Estes Park is also a favorite romantic getaway destination during autumn, when couples can take scenic drives along Highway 7’s Peak-to-Peak Scenic Byway and enjoy horseback rides, hikes to see the spectacular fall colors in Rocky Mountain National Park and nature photography classes to capture it all.

The town’s main street, which runs along Big Thompson Rd. and Elkhorn Ave., hosts a portion of the more than 200 shops in town offering souvenirs, western wear, outdoor gear, tours and rentals, jewelry and ladies’ accessories, and of course sweets like ice cream and taffy.

Unique and fun events include the town’s Rooftop Rodeo, which takes place in July, and was voted the nation’s best small town rodeo by the Professional Rodeo Cowboys Association in 2010. In September, the Longs Peak Scottish Irish Highland Festival is a four-day event (September 8-11, 2011) featuring pipe bands from all over the world, folk dancing, Scottish athletic events, and the largest Celtic parade in North America. Estes Park’s Autumn Gold – A Festival of Bands, Brats and Beer is a two-day event (September 24 & 25, 2011) that also takes place in September.

In October, Estes Park celebrates locals of the four-legged variety with the Elk Fest (October 1 & 2, 2011). The elk’s mating season is in the fall, when they take over the town, causing elk traffic jams on both the streets and golf courses. The town celebrates in Bond Park with live music, education seminars, exhibits and elk-viewing bus tours.
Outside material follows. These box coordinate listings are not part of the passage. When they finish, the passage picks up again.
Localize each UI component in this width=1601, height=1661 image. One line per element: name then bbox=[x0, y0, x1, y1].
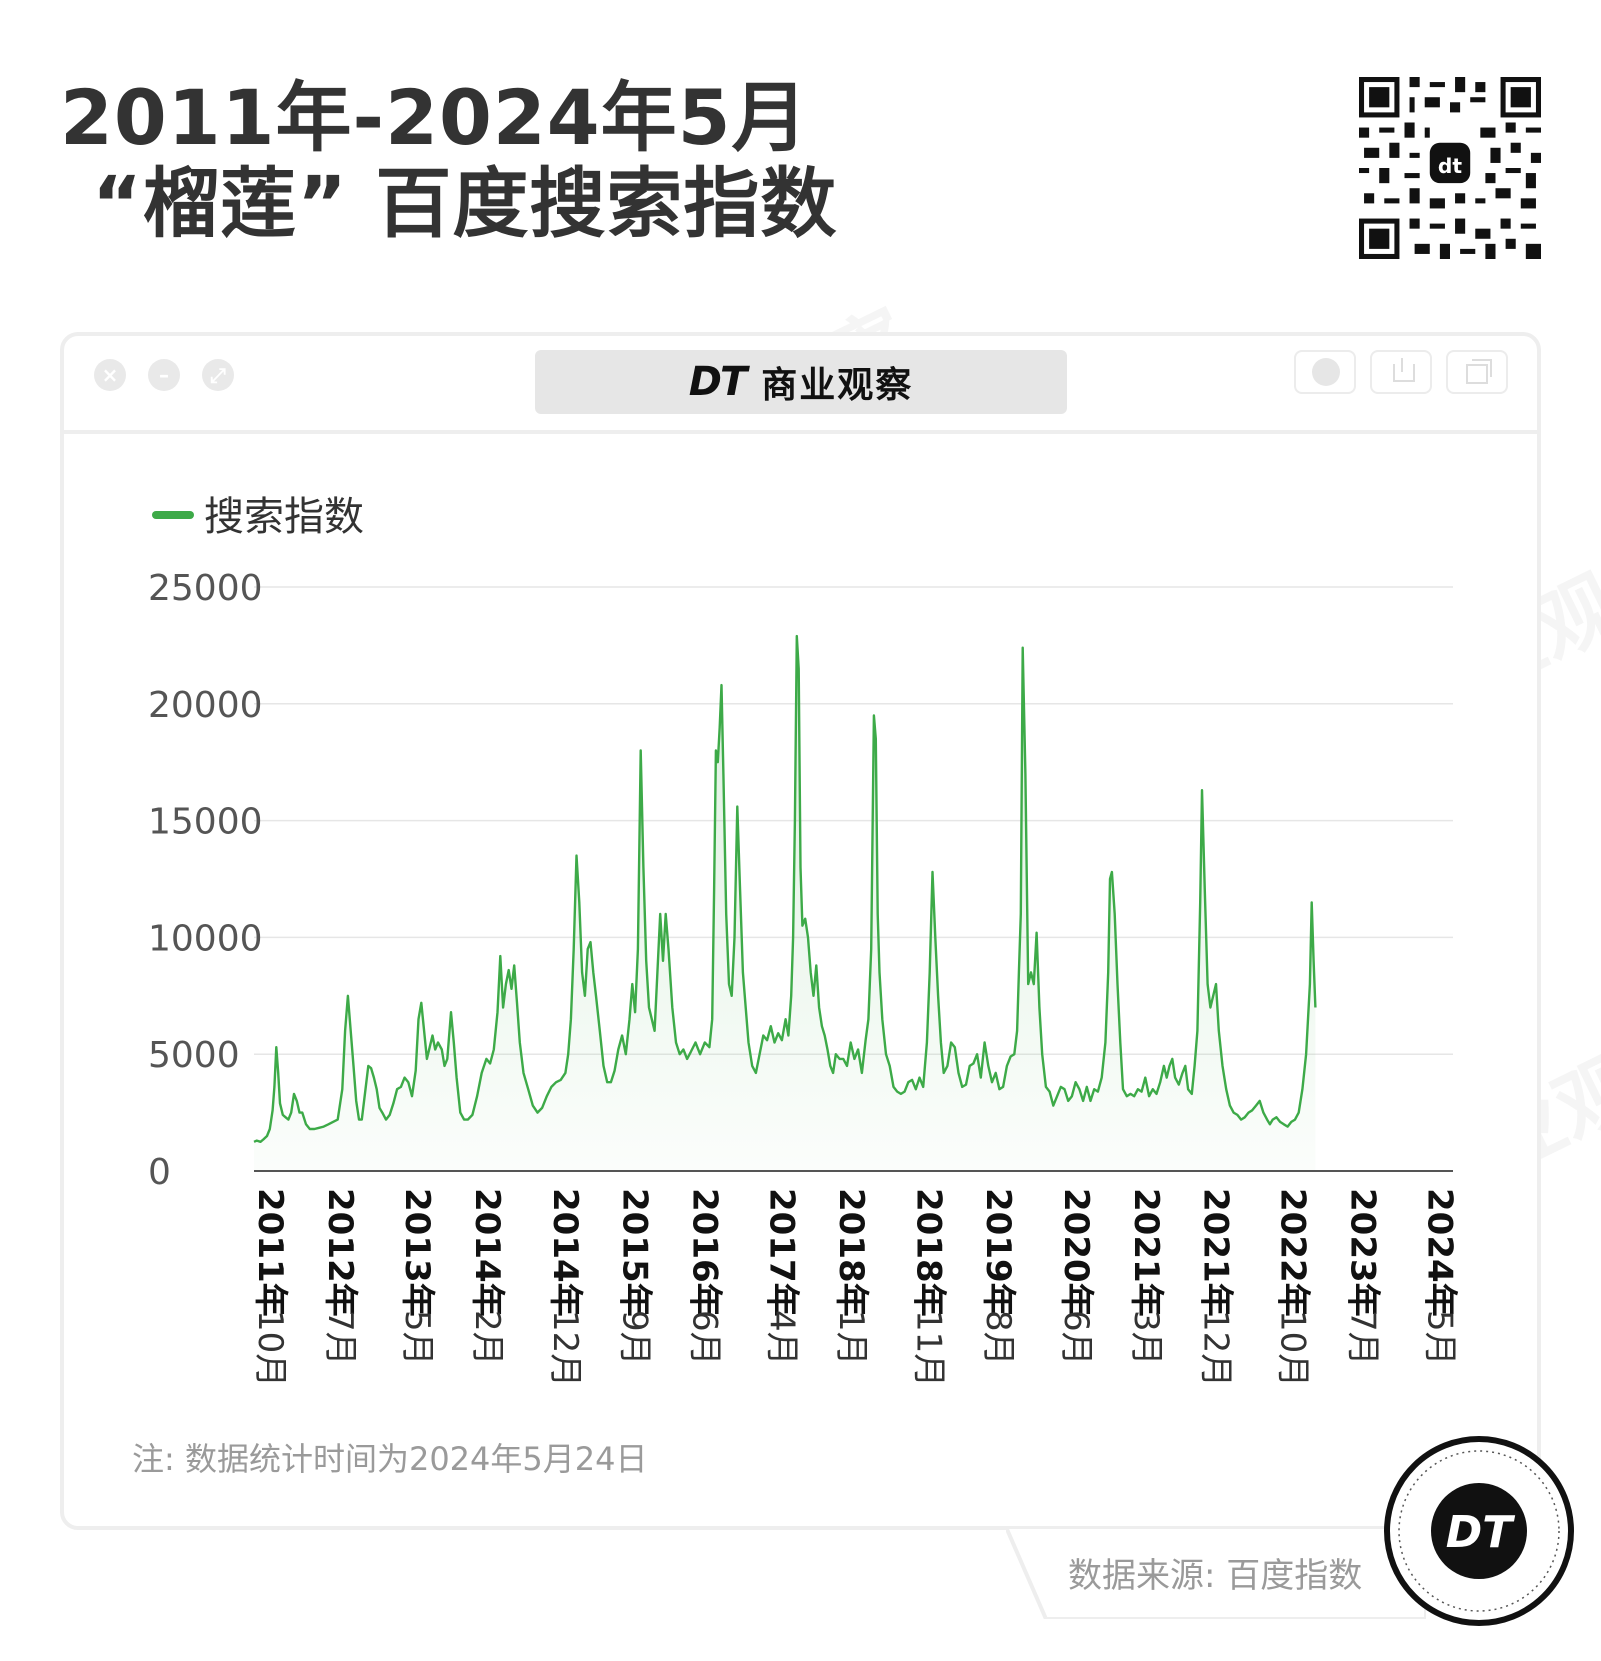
x-tick-month: 11月 bbox=[908, 1310, 948, 1387]
qr-code-icon[interactable]: dt bbox=[1359, 77, 1541, 259]
y-tick-label: 5000 bbox=[148, 1035, 240, 1076]
y-tick-label: 0 bbox=[148, 1152, 171, 1193]
x-tick-month: 12月 bbox=[1196, 1310, 1236, 1387]
x-tick-year: 2016年 bbox=[684, 1188, 724, 1317]
x-tick-month: 7月 bbox=[320, 1310, 360, 1366]
x-tick-month: 5月 bbox=[397, 1310, 437, 1366]
x-tick-year: 2015年 bbox=[615, 1188, 655, 1317]
footnote: 注: 数据统计时间为2024年5月24日 bbox=[132, 1440, 648, 1478]
x-tick-label: 2024年5月 bbox=[1420, 1188, 1460, 1366]
x-tick-month: 3月 bbox=[1126, 1310, 1166, 1366]
y-tick-label: 10000 bbox=[148, 918, 263, 959]
copy-icon[interactable] bbox=[1446, 350, 1508, 394]
x-tick-month: 5月 bbox=[1420, 1310, 1460, 1366]
x-tick-year: 2021年 bbox=[1196, 1188, 1236, 1317]
x-tick-year: 2018年 bbox=[908, 1188, 948, 1317]
x-tick-month: 10月 bbox=[1273, 1310, 1313, 1387]
chart-title: 2011年-2024年5月 bbox=[60, 73, 809, 162]
expand-icon[interactable]: ⤢ bbox=[202, 359, 234, 391]
x-tick-year: 2024年 bbox=[1420, 1188, 1460, 1317]
brand-header: DT 商业观察 bbox=[535, 350, 1067, 414]
legend-swatch bbox=[152, 511, 194, 519]
series-line bbox=[253, 634, 1317, 1143]
x-tick-year: 2020年 bbox=[1056, 1188, 1096, 1317]
x-tick-year: 2011年 bbox=[250, 1188, 290, 1317]
x-tick-month: 12月 bbox=[545, 1310, 585, 1387]
x-tick-month: 4月 bbox=[761, 1310, 801, 1366]
brand-logo: DT bbox=[688, 359, 747, 405]
legend: 搜索指数 bbox=[152, 494, 364, 540]
window-titlebar: × – ⤢ DT 商业观察 bbox=[64, 336, 1537, 434]
x-tick-month: 8月 bbox=[978, 1310, 1018, 1366]
x-tick-year: 2014年 bbox=[467, 1188, 507, 1317]
x-tick-month: 9月 bbox=[615, 1310, 655, 1366]
svg-text:dt: dt bbox=[1438, 154, 1462, 178]
y-tick-label: 25000 bbox=[148, 568, 263, 609]
dt-logo-badge: DT bbox=[1384, 1436, 1574, 1626]
x-tick-month: 1月 bbox=[831, 1310, 871, 1366]
x-tick-year: 2017年 bbox=[761, 1188, 801, 1317]
minimize-icon[interactable]: – bbox=[148, 359, 180, 391]
x-tick-year: 2014年 bbox=[545, 1188, 585, 1317]
legend-label: 搜索指数 bbox=[204, 494, 364, 540]
y-tick-label: 20000 bbox=[148, 685, 263, 726]
x-tick-year: 2012年 bbox=[320, 1188, 360, 1317]
brand-name: 商业观察 bbox=[761, 365, 914, 406]
x-tick-month: 7月 bbox=[1342, 1310, 1382, 1366]
x-tick-month: 10月 bbox=[250, 1310, 290, 1387]
share-icon[interactable] bbox=[1370, 350, 1432, 394]
badge-logo-text: DT bbox=[1446, 1507, 1516, 1558]
close-icon[interactable]: × bbox=[94, 359, 126, 391]
chart-subtitle: “榴莲” 百度搜索指数 bbox=[92, 159, 838, 248]
x-tick-month: 2月 bbox=[467, 1310, 507, 1366]
data-source: 数据来源: 百度指数 bbox=[1068, 1556, 1363, 1596]
x-tick-year: 2018年 bbox=[831, 1188, 871, 1317]
x-tick-year: 2019年 bbox=[978, 1188, 1018, 1317]
x-tick-year: 2023年 bbox=[1342, 1188, 1382, 1317]
x-tick-month: 6月 bbox=[1056, 1310, 1096, 1366]
x-tick-year: 2022年 bbox=[1273, 1188, 1313, 1317]
x-tick-year: 2021年 bbox=[1126, 1188, 1166, 1317]
y-tick-label: 15000 bbox=[148, 802, 263, 843]
source-tab bbox=[1006, 1527, 1426, 1619]
x-tick-month: 6月 bbox=[684, 1310, 724, 1366]
record-icon[interactable] bbox=[1294, 350, 1356, 394]
x-tick-year: 2013年 bbox=[397, 1188, 437, 1317]
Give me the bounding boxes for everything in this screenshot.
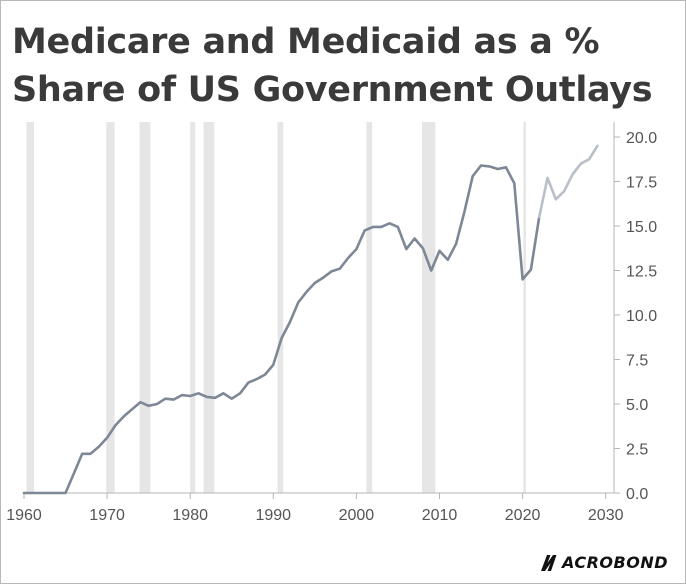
x-tick-label: 1980 bbox=[172, 507, 208, 524]
x-tick-label: 2010 bbox=[422, 507, 458, 524]
y-tick-label: 20.0 bbox=[626, 130, 657, 147]
y-tick-label: 15.0 bbox=[626, 219, 657, 236]
x-tick-label: 2020 bbox=[505, 507, 541, 524]
chart-title-line-1: Medicare and Medicaid as a % bbox=[12, 22, 600, 62]
x-tick-label: 1990 bbox=[255, 507, 291, 524]
recession-band bbox=[277, 122, 284, 493]
y-tick-label: 2.5 bbox=[626, 442, 648, 459]
x-tick-label: 1960 bbox=[6, 507, 42, 524]
y-tick-label: 0.0 bbox=[626, 486, 648, 503]
recession-band bbox=[523, 122, 526, 493]
x-tick-label: 1970 bbox=[89, 507, 125, 524]
y-tick-label: 17.5 bbox=[626, 175, 657, 192]
x-tick-label: 2000 bbox=[339, 507, 375, 524]
y-tick-label: 5.0 bbox=[626, 397, 648, 414]
series-lines bbox=[22, 144, 599, 495]
chart-title: Medicare and Medicaid as a % Share of US… bbox=[12, 18, 672, 114]
y-tick-label: 7.5 bbox=[626, 353, 648, 370]
logo-text: ACROBOND bbox=[561, 553, 668, 572]
y-tick-label: 10.0 bbox=[626, 308, 657, 325]
projection-series-line bbox=[537, 144, 599, 219]
recession-band bbox=[139, 122, 151, 493]
y-tick-label: 12.5 bbox=[626, 264, 657, 281]
recession-band bbox=[190, 122, 196, 493]
macrobond-m-logo-mark bbox=[540, 554, 557, 571]
recession-band bbox=[366, 122, 373, 493]
recession-band bbox=[203, 122, 215, 493]
actual-series-line bbox=[22, 164, 541, 495]
recession-band bbox=[26, 122, 34, 493]
recession-band bbox=[422, 122, 436, 493]
macrobond-logo: ACROBOND bbox=[540, 553, 668, 572]
chart-title-line-2: Share of US Government Outlays bbox=[12, 70, 653, 110]
recession-band bbox=[106, 122, 115, 493]
x-tick-label: 2030 bbox=[588, 507, 624, 524]
recession-shading bbox=[26, 122, 526, 493]
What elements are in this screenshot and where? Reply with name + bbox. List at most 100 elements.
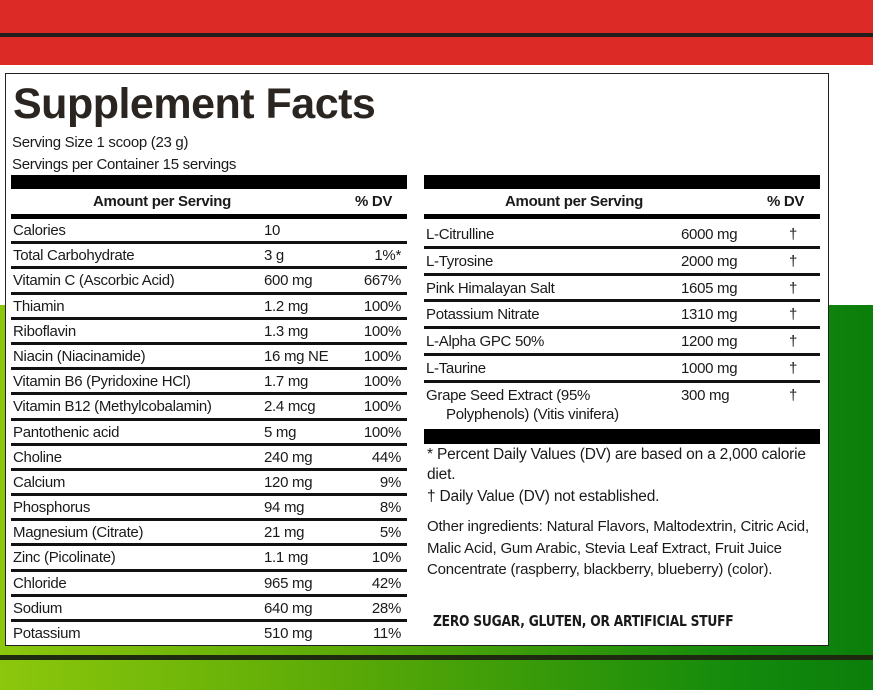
table-row: Riboflavin 1.3 mg 100% (11, 320, 407, 345)
divider-bar (11, 175, 407, 189)
table-row: L-Alpha GPC 50% 1200 mg † (424, 329, 820, 356)
nutrient-amount: 640 mg (264, 599, 313, 617)
table-row: Sodium 640 mg 28% (11, 597, 407, 622)
ingredient-name: Potassium Nitrate (426, 306, 540, 324)
nutrient-name: Vitamin C (Ascorbic Acid) (13, 272, 175, 290)
nutrient-amount: 10 (264, 222, 281, 239)
nutrient-name: Thiamin (13, 297, 65, 315)
tagline: ZERO SUGAR, GLUTEN, OR ARTIFICIAL STUFF (433, 612, 734, 630)
table-row: Magnesium (Citrate) 21 mg 5% (11, 521, 407, 547)
nutrient-dv: 10% (371, 549, 401, 567)
footnote-dv: * Percent Daily Values (DV) are based on… (427, 446, 806, 483)
nutrient-amount: 16 mg NE (264, 347, 329, 365)
serving-size: Serving Size 1 scoop (23 g) (12, 134, 189, 151)
ingredient-amount: 1000 mg (681, 359, 738, 377)
divider-bar (424, 175, 820, 189)
ingredient-dv: † (789, 252, 798, 270)
nutrient-amount: 600 mg (264, 272, 313, 290)
nutrient-dv: 1%* (374, 247, 401, 265)
ingredient-name: L-Alpha GPC 50% (426, 333, 545, 351)
nutrient-dv: 100% (363, 398, 401, 416)
ingredient-amount: 1605 mg (681, 279, 738, 297)
nutrient-dv: 28% (371, 599, 401, 617)
table-row: Vitamin B12 (Methylcobalamin) 2.4 mcg 100% (11, 395, 407, 421)
table-row: Calcium 120 mg 9% (11, 471, 407, 497)
right-header-dv: % DV (767, 193, 805, 210)
nutrient-name: Potassium (13, 625, 81, 642)
nutrient-name: Niacin (Niacinamide) (13, 347, 146, 365)
nutrient-name: Magnesium (Citrate) (13, 524, 144, 542)
table-row: Pink Himalayan Salt 1605 mg † (424, 276, 820, 303)
table-row: Vitamin C (Ascorbic Acid) 600 mg 667% (11, 269, 407, 295)
ingredient-name: L-Citrulline (426, 226, 495, 243)
table-row: Pantothenic acid 5 mg 100% (11, 421, 407, 446)
table-row: Chloride 965 mg 42% (11, 572, 407, 597)
ingredient-dv: † (789, 359, 798, 377)
nutrient-dv: 100% (363, 322, 401, 340)
divider-bar (424, 214, 820, 219)
nutrient-dv: 100% (363, 373, 401, 391)
other-ingredients: Other ingredients: Natural Flavors, Malt… (427, 518, 809, 578)
nutrient-dv: 11% (372, 625, 401, 642)
nutrient-amount: 510 mg (264, 625, 313, 642)
nutrient-amount: 1.1 mg (264, 549, 309, 567)
table-row: L-Taurine 1000 mg † (424, 356, 820, 383)
servings-per-container: Servings per Container 15 servings (12, 156, 237, 173)
footer-stripe (0, 655, 873, 660)
nutrient-amount: 965 mg (264, 574, 313, 592)
ingredient-dv: † (789, 333, 798, 351)
left-nutrient-table: Calories 10 Total Carbohydrate 3 g 1%* Vitami… (11, 219, 407, 647)
supplement-facts-panel: Supplement Facts Serving Size 1 scoop (2… (5, 73, 829, 646)
nutrient-dv: 667% (363, 272, 401, 290)
nutrient-amount: 21 mg (264, 524, 305, 542)
nutrient-dv: 100% (363, 297, 401, 315)
nutrient-amount: 3 g (264, 247, 284, 265)
nutrient-dv: 9% (379, 473, 401, 491)
nutrient-amount: 5 mg (264, 423, 297, 441)
red-banner (0, 0, 873, 65)
nutrient-name: Vitamin B6 (Pyridoxine HCl) (13, 373, 191, 391)
table-row: L-Citrulline 6000 mg † (424, 222, 820, 249)
nutrient-name: Calcium (13, 473, 66, 491)
nutrient-amount: 120 mg (264, 473, 313, 491)
left-header-dv: % DV (355, 193, 393, 210)
nutrient-amount: 240 mg (264, 448, 313, 466)
nutrient-dv: 42% (371, 574, 401, 592)
table-row: Calories 10 (11, 219, 407, 245)
nutrient-name: Pantothenic acid (13, 423, 120, 441)
ingredient-amount: 300 mg (681, 386, 730, 404)
ingredient-name: L-Taurine (426, 359, 486, 377)
table-row: Total Carbohydrate 3 g 1%* (11, 244, 407, 270)
left-header-amount: Amount per Serving (93, 193, 231, 210)
nutrient-amount: 1.7 mg (264, 373, 309, 391)
nutrient-name: Vitamin B12 (Methylcobalamin) (13, 398, 212, 416)
nutrient-amount: 1.2 mg (264, 297, 309, 315)
table-row: Potassium 510 mg 11% (11, 622, 407, 647)
table-row: L-Tyrosine 2000 mg † (424, 249, 820, 276)
ingredient-dv: † (789, 279, 798, 297)
nutrient-name: Riboflavin (13, 322, 76, 340)
divider-bar (424, 429, 820, 444)
banner-stripe (0, 33, 873, 37)
table-row: Potassium Nitrate 1310 mg † (424, 302, 820, 330)
nutrient-name: Total Carbohydrate (13, 247, 135, 265)
panel-title: Supplement Facts (13, 80, 376, 128)
nutrient-dv: 5% (379, 524, 401, 542)
right-ingredient-table: L-Citrulline 6000 mg † L-Tyrosine 2000 mg † Pi… (424, 222, 820, 429)
nutrient-name: Phosphorus (13, 499, 91, 517)
nutrient-name: Choline (13, 448, 62, 466)
nutrient-amount: 94 mg (264, 499, 305, 517)
nutrient-name: Chloride (13, 574, 67, 592)
ingredient-name: L-Tyrosine (426, 252, 494, 270)
table-row: Zinc (Picolinate) 1.1 mg 10% (11, 546, 407, 572)
nutrient-amount: 2.4 mcg (264, 398, 316, 416)
nutrient-name: Sodium (13, 599, 63, 617)
ingredient-amount: 2000 mg (681, 252, 738, 270)
ingredient-amount: 1200 mg (681, 333, 738, 351)
nutrient-dv: 100% (363, 423, 401, 441)
ingredient-amount: 6000 mg (681, 226, 738, 243)
ingredient-name: Grape Seed Extract (95% (426, 386, 591, 404)
nutrient-dv: 100% (363, 347, 401, 365)
ingredient-dv: † (789, 386, 798, 404)
ingredient-dv: † (789, 306, 798, 324)
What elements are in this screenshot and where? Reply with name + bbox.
Wine tasting draws visitors to Estes Park’s downtown Riverwalk and shopping district, especially in the fall.

Enjoy a glass of wine on the deck of the Riverwalk at Valley of the Wind Winery, or sample wines and other Colorado treats at Snowy Peaks Winery in the shopping district.

For those who opt for the scenic route, the Peak to Peak Scenic Byway, a stretch of Highway 7 that can be accessed at Lyons on the way to Estes Park has spectacular views of the peaks in Rocky Mountain National Park, including Long’s Peak, a Colorado 14’er. The Peak to Peak Scenic Byway also provides access to the park via the Wild Basin entrance, where numerous trails and lake access points are located for visitors to enjoy.